Sunday 28 September 2008

Graffiti: Art or Vandalism?


Jo Mattock 14 February 2005 (Issue 168)
We are all artists, they cried in the sixties. "Now, for the price of an aerosol it's true. Pick your view and sign it." So says Iain Sinclair about 'taggers' in Lights out for the Territory.
Tagging is generally considered vandalism, a more complex version of 'I woz here' to be erased by town councils and other authorities. More complex graffiti is slowly being accepted as an art form, with recent exhibitions and sales of 'street art'. Graffiti is often used to decorate the outside of shops and clubs. It sends a certain message, and attracts a certain customer. It can be seen in Bristol on the Lakota nightclub in Upper York Street and on shop fronts on Gloucester Road. This is graffiti art that has been sanctioned though; graffiti with permission, unlike tagging which remains on the fringes of acceptability.

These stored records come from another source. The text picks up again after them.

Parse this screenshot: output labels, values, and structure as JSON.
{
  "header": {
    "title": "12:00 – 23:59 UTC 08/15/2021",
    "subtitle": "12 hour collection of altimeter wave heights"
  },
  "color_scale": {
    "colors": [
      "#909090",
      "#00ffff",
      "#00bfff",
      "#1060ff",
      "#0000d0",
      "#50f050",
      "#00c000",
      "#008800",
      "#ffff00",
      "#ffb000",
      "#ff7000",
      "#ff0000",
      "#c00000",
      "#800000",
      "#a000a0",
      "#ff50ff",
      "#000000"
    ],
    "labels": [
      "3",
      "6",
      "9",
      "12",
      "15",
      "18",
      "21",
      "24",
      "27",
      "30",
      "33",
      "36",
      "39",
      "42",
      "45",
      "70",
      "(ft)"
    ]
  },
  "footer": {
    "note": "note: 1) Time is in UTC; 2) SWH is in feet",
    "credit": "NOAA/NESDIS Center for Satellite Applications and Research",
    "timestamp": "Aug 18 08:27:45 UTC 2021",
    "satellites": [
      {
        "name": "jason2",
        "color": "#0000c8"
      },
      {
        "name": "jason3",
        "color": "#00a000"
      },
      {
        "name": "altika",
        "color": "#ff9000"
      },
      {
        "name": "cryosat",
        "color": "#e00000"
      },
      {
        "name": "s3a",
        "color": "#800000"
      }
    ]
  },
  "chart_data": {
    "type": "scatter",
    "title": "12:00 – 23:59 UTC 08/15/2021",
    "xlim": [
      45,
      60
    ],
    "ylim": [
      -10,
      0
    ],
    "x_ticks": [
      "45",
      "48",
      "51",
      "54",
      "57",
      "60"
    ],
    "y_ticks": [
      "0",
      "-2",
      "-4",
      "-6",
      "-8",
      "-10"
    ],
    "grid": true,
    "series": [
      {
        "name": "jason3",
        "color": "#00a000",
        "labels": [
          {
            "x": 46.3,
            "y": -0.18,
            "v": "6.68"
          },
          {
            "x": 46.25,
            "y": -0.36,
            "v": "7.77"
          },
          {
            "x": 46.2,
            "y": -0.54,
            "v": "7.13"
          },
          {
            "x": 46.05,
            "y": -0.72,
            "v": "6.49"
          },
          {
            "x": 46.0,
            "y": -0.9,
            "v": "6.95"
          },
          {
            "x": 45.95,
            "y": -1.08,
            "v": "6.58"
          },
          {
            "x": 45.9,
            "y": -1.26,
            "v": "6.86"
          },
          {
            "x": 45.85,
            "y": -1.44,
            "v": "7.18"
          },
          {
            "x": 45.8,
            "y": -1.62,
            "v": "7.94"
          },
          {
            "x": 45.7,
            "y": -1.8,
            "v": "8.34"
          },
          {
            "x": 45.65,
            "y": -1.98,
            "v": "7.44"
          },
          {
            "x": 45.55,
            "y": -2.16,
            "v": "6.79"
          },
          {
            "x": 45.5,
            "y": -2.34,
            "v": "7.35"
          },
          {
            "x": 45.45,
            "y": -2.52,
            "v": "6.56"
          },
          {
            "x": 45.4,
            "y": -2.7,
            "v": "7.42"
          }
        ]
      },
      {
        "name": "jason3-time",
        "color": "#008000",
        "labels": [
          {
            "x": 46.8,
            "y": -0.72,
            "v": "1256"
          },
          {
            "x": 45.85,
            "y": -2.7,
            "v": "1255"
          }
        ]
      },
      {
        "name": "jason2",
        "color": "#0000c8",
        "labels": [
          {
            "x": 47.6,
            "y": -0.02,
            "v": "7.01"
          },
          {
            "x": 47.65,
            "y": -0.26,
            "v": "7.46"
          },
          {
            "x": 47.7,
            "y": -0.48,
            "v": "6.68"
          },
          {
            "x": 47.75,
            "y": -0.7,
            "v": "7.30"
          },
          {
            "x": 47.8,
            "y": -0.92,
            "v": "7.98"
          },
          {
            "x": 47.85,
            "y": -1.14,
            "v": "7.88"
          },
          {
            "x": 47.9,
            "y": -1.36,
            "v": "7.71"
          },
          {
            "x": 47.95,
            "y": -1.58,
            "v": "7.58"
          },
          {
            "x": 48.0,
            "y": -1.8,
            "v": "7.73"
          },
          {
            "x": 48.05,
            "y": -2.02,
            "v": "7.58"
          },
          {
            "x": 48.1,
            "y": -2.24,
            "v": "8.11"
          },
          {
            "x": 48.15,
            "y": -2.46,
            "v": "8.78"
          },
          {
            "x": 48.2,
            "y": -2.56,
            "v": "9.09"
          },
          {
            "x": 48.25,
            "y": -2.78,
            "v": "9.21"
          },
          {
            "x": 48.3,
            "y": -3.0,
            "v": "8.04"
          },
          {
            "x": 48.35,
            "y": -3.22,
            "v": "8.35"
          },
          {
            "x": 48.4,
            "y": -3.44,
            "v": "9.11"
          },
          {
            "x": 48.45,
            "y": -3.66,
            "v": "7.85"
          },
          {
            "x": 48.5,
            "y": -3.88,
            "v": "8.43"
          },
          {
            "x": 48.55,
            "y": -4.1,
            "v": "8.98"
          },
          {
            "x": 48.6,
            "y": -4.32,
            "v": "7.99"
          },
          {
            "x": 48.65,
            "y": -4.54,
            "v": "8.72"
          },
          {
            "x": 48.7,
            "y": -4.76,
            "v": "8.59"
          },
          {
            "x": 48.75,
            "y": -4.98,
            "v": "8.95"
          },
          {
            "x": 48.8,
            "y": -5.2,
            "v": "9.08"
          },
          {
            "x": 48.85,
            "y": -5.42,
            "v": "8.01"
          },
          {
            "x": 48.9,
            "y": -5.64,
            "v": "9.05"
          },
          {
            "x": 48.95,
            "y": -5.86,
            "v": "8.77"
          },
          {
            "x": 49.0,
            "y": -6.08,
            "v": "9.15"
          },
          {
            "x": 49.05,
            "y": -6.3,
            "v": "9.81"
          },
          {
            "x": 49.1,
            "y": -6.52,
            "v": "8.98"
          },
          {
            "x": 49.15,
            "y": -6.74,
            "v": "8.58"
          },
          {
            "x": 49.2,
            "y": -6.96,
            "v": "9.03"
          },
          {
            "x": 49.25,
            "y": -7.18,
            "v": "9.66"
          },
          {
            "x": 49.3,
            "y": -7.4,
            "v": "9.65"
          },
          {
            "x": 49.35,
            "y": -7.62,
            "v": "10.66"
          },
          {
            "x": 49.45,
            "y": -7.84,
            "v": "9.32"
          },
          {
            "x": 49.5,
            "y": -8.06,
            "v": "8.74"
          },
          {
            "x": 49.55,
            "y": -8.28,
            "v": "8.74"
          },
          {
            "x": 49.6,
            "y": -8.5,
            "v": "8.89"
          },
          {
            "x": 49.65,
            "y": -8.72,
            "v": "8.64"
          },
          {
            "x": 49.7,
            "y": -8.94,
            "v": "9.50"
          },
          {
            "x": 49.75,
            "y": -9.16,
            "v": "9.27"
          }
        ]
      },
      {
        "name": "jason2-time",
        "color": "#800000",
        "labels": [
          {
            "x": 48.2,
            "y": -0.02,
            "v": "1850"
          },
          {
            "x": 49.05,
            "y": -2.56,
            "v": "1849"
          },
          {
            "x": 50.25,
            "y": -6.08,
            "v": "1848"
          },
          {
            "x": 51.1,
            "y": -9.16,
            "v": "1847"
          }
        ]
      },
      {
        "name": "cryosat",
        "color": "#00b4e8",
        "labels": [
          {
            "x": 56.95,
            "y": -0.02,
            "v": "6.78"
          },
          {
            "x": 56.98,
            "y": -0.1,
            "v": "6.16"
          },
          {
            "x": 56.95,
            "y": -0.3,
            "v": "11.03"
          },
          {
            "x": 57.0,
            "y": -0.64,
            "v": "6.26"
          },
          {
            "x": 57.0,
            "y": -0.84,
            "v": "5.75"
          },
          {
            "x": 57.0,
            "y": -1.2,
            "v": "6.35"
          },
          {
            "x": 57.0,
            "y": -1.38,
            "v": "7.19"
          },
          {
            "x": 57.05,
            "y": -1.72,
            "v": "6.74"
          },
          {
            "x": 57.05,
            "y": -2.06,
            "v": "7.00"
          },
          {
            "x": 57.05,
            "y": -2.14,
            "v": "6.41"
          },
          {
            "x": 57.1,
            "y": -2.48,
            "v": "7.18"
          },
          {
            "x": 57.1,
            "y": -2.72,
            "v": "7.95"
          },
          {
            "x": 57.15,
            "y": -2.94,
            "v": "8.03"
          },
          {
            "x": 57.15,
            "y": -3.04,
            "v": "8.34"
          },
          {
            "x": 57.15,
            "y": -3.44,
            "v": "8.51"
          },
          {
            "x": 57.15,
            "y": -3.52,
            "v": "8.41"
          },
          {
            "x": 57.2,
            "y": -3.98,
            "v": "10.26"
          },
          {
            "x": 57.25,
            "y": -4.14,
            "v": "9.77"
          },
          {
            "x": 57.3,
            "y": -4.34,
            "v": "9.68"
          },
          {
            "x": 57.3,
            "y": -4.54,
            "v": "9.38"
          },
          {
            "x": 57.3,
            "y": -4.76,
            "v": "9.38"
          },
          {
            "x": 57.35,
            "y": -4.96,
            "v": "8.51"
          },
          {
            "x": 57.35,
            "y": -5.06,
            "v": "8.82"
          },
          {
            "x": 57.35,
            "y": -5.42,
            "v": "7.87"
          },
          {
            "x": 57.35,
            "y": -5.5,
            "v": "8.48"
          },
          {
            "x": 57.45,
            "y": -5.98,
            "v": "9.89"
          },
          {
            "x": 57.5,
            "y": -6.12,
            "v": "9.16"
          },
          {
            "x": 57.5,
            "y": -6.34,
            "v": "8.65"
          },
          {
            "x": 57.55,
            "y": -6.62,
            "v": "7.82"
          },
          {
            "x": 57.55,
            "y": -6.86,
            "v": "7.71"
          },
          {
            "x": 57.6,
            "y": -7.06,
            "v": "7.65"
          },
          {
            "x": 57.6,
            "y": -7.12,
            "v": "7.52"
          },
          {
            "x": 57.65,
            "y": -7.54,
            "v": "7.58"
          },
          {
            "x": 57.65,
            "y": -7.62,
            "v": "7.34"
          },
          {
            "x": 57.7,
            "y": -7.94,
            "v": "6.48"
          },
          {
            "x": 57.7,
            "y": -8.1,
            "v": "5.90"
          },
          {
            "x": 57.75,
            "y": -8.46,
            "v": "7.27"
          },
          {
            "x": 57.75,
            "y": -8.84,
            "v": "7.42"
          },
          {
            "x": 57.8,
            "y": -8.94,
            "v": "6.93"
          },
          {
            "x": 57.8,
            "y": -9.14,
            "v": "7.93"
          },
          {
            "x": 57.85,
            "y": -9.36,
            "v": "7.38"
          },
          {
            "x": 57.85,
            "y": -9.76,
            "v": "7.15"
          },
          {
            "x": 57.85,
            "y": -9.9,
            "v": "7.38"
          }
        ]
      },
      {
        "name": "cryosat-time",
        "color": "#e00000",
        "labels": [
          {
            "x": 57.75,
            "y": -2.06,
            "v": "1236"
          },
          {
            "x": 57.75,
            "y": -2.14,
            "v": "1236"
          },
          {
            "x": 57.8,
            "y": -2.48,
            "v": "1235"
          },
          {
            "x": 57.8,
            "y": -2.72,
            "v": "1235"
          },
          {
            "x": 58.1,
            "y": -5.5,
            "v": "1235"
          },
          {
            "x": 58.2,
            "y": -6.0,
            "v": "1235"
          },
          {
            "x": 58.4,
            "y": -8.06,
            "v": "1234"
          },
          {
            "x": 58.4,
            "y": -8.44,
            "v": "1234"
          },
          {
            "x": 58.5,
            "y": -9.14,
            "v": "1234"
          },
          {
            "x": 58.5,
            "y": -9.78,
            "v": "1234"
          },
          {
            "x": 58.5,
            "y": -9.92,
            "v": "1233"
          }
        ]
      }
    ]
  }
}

It's easy to see why authorities consider taggers a pest. Their canvasses include streets, signs and buildings, all in public areas and all without consent - obviously. There wouldn't really be any point in tagging if it was allowed. Part of its appeal is the rush of doing something illegal, of asserting your own identity against an anonymous authority. The images and stylized words left are considered ugly and aggressive - they lay
claim to the city, to the streets, to the buildings. Tagging embodies a certain culture, a certain destructive, angry contempt for society. "Remember, crime against property is not real crime," says Banksy, a Bristol graffiti artist, on his website. It is a challenge and threat to authorities.
But isn't that the point of art? It is meant to challenge us, to take away our complacency, perhaps to threaten us, and tagging does. It gives us no choice but to see it. Art confined to museums is fairly safe; we can go to view it if we wish, we can turn away and leave if it disturbs us, but this is not true of graffiti.
The discussion of whether tagging is art was recently played out when Banksy left his tag on the Thekla, a floating theatre and arts venue in Bristol docks. After posting a picture on their website and getting positive feedback from customers, the Thekla decided to keep their artwork, feeling that it "went with the industrial setting." Harbour manager Mr Smith, of Bristol City Council disagreed and ordered it to be painted over as it was detrimental to the docks and the city. "Setting aside any legal issues," say the Thekla on their website, "who is the vandal - Banksy or Smithy?"
It's personal opinion as to whether the tags themselves
have artistic merit, and this may vary between tags. A local tagger, known as Paws, leaves his personal motif of a cartoonish teddy bear paw. The symbol has progressively mutated and abstracted, breaking into its component parts in a radical analysis of space and form. Like Banksy's, the essence of Paws's art resides in its fused elements of repetition and experimentation: a fluid dualism that underlies all expressions of graffiti art. For this reason, erasure of the works by cruder spray-can vandals and, of course, officialdom, is as basic to the form as its initial creation.
Some may say that in its transient, shifting and self-referential nature, graffiti art epitomises, in both product and process, the flux and, arguably, futility of city life. However, this analysis is, I believe, crap. Criticising tagging and deconstructing it in the language of the art establishment is absurd. The nature of tagging resists it. For the tagger, nothing should be taken seriously, least of all tagging. Banksy's flippant view of what he is doing can be seen on his website. "People look at an oil painting and admire the use of brushstrokes to convey meaning. People look at graffiti painting and admire the use of a drain pipe to gain access," he says.